Governante responder a paródia de humorista é muita falta do que fazer

Mauricio Stycer

Mauricio Stycer é jornalista desde 1985. Repórter e crítico do UOL, colunista da Folha de S.Paulo, passou por Jornal do Brasil, Estadão, Folha, Lance!, Época, CartaCapital, Glamurama Editora e iG. É autor de "Topa Tudo por Dinheiro - As muitas faces do empresário Silvio Santos" (editora Todavia, 2018).

Colunista do UOL

08/09/2020 06h01

Vou comentar uma notícia tão surpreendente que parece piada: o governo foi às redes sociais responder a um quadro de humor de um comediante. Sim. O secretário de Cultura e a Secretaria de Comunicação do governo federal reagiram indignados a uma paródia de Marcelo Adnet no quadro Sinta-se Em Casa, que vai ao ar no Globoplay e no Encontro com Fatima Bernardes.

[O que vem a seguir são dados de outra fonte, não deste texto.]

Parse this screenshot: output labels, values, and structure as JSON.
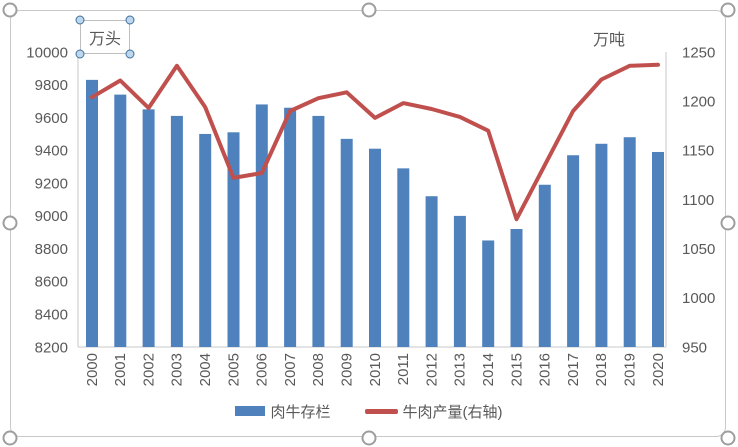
{
  "textbox": {
    "label": "万头"
  },
  "right_unit": "万吨",
  "legend": {
    "items": [
      {
        "label": "肉牛存栏",
        "type": "bar"
      },
      {
        "label": "牛肉产量(右轴)",
        "type": "line"
      }
    ]
  },
  "colors": {
    "bar": "#4F81BD",
    "line": "#C0504D",
    "axis_text": "#595959",
    "axis_line": "#C8C8C8",
    "frame_border": "#C9C9C9",
    "selection_handle": "#9E9E9E",
    "textbox_handle_fill": "#BDD7EE",
    "textbox_handle_stroke": "#41719C"
  },
  "chart_data": {
    "type": "bar",
    "subtype": "combo-bar-line",
    "categories": [
      "2000",
      "2001",
      "2002",
      "2003",
      "2004",
      "2005",
      "2006",
      "2007",
      "2008",
      "2009",
      "2010",
      "2011",
      "2012",
      "2013",
      "2014",
      "2015",
      "2016",
      "2017",
      "2018",
      "2019",
      "2020"
    ],
    "series": [
      {
        "name": "肉牛存栏",
        "type": "bar",
        "axis": "left",
        "values": [
          9830,
          9740,
          9650,
          9610,
          9500,
          9510,
          9680,
          9660,
          9610,
          9470,
          9410,
          9290,
          9120,
          9000,
          8850,
          8920,
          9190,
          9370,
          9440,
          9480,
          9390
        ]
      },
      {
        "name": "牛肉产量(右轴)",
        "type": "line",
        "axis": "right",
        "values": [
          1204,
          1221,
          1193,
          1236,
          1194,
          1122,
          1127,
          1190,
          1203,
          1209,
          1183,
          1198,
          1192,
          1184,
          1170,
          1080,
          1135,
          1190,
          1222,
          1236,
          1237
        ]
      }
    ],
    "left_axis": {
      "unit": "万头",
      "min": 8200,
      "max": 10000,
      "step": 200,
      "ticks": [
        "8200",
        "8400",
        "8600",
        "8800",
        "9000",
        "9200",
        "9400",
        "9600",
        "9800",
        "10000"
      ]
    },
    "right_axis": {
      "unit": "万吨",
      "min": 950,
      "max": 1250,
      "step": 50,
      "ticks": [
        "950",
        "1000",
        "1050",
        "1100",
        "1150",
        "1200",
        "1250"
      ]
    },
    "grid": false,
    "legend_position": "bottom"
  }
}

Tudo bem um governante não gostar de ser alvo de piada. Acho compreensivo. Mas passar recibo em público é péssimo. Primeiro, porque é uma demonstração de mau humor, é coisa de gente ranzinza. Segundo, porque pode soar como ameaça, o que é antidemocrático.

Humor é oposição, humor é resistência... E fazer imitações e piadas com os poderosos é meio que obrigatório.

O presidente Bolsonaro tem inspirado todo o tipo de imitação. Algumas até favoráveis a ele, como a feita por Carioca na Record. Outras são críticas, mas suaves, como as de Tom Cavalcanti no Mutlishow e Alexandre Porpetone na Praça é Nossa. E tem as mais cáusticas, como as de Marcelo Adnet no Sinta-se em Casa, Fernando Caruso no Zorra.

A ex-presidente Dilma foi outra que inspirou muitas imitações e piadas. A mais famosa, de Gustavo Mendes, foi ao ar no Casseta & Planeta Vai Fundo. Mas também teve Fabiana Karla no Zorra Total, Carioca no Pânico e Porpetone na Praça.

Lula ganhou uma imitação famosa de Bussunda no Casseta & Planeta. Aliás, o humorístico da Globo, enquanto esteve no ar, sempre fez muita piada com os presidentes. Reinaldo fazia uma imitação impagável de Itamar Franco e Hubert encarnava Fernando Henrique Cardoso.

Durante a ditadura militar, os humoristas não podiam ser tão explícitos, senão iam presos. As piadas tinham que ser mais sutis, com duplo sentido. Mas no final do regime militar, até um presidente que não era exatamente bem-humorado, como o general Figueiredo, achou graça da piada que Chico Anysio fazia com ele por meio da gaúcha Salomé. Muitos anos depois, em 20-11, Chico retomou a personagem Salomé, então telefonando para Dilma.

Quando um governante perde tempo respondendo a humorista é porque parece estar sem foco. Sem dúvida que tem cosias mais importantes com que se preocupar.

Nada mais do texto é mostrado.